If all this IDE integration isn’t enough, GitHub Copilot even comes with a command line interface (CLI). Developers spend a lot of time in the terminal, and remembering the syntax for so many commands is not always easy. Copilot is designed to help you write a command and then execute it.
This new Copilot X system will initially only be available within Microsoft’s Visual Studio and Visual Studio Code apps during the technical preview, but GitHub plans to expand it to other IDEs in the future. “We’re going to open it up the same way Copilot is currently available on JetBrains and Neovim,” Dohmke said. “We want to support and meet developers where they are and support the entire ecosystem.”
GitHub’s new Copilot X features actually remind me of the work Microsoft just demoed with its Microsoft 365 Copilot. Copilot in the Office app feels like it will forever change how we create spreadsheets and Word documents, and now GitHub is building on its amazing AI assistant.
With Microsoft CEO Satya Nadella a fan of the Copilot name, will there ever be a single Copilot that helps you code one minute and organize your life and respond to your emails a few minutes later?
“By removing the boring parts from our jobs and lives, [we can focus] in more creative pieces,” Dohmke said. “By having fewer emails and having fewer things that you have to read and understand, and instead of having this Copilot layer that’s your agent that reminds you the things you need to do.”
GitHub Copilot has already played a major role in developer productivity for more than a million people, helping developers code up to 55 percent faster, according to GitHub.

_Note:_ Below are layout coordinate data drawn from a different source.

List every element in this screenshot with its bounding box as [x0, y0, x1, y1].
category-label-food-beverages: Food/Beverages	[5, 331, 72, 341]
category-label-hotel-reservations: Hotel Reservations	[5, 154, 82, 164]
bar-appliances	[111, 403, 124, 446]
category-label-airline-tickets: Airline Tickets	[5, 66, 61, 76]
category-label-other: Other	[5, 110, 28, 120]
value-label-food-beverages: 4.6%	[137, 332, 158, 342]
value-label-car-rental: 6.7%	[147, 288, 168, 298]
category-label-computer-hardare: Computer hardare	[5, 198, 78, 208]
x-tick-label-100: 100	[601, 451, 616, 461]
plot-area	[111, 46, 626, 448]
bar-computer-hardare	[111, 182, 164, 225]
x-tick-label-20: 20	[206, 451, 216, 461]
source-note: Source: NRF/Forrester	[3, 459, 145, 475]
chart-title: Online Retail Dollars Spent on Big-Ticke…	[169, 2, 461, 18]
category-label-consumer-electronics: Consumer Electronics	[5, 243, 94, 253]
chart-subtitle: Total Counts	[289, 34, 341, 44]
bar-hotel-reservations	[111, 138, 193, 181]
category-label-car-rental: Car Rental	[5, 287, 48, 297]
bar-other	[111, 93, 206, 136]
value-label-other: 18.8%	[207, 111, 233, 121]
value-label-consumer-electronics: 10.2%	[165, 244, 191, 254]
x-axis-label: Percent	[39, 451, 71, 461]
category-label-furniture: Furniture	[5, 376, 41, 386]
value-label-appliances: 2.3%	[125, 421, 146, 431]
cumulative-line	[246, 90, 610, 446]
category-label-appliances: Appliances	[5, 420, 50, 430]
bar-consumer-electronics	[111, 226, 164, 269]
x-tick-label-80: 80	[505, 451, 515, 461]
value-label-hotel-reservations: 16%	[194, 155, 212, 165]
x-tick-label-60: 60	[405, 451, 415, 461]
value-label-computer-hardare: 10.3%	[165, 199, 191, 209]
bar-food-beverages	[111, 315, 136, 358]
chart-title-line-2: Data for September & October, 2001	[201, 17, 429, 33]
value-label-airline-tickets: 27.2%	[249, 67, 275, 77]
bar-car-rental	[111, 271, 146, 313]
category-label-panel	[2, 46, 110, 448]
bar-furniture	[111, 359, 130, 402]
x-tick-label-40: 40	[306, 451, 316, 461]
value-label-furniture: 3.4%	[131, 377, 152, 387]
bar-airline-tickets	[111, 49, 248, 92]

Dohmke thinks this will increase even more with these new chat features and AI assistants like Copilot will be important to how people learn how to code in the future.
“It’s going to be the thing you remember learning as a six-year-old,” Dohmke said. “Kids today are going to have extra brains that are really part of their learning journey as a person.”
Correction March 22nd, 11:25AM ET: GitHub has clarified that “Copilot X” is the name of its “vision” for next-gen Copilot features, but the name of its AI assistant will remain “Copilot.” This story originally announced that Copilot X was the new feature name.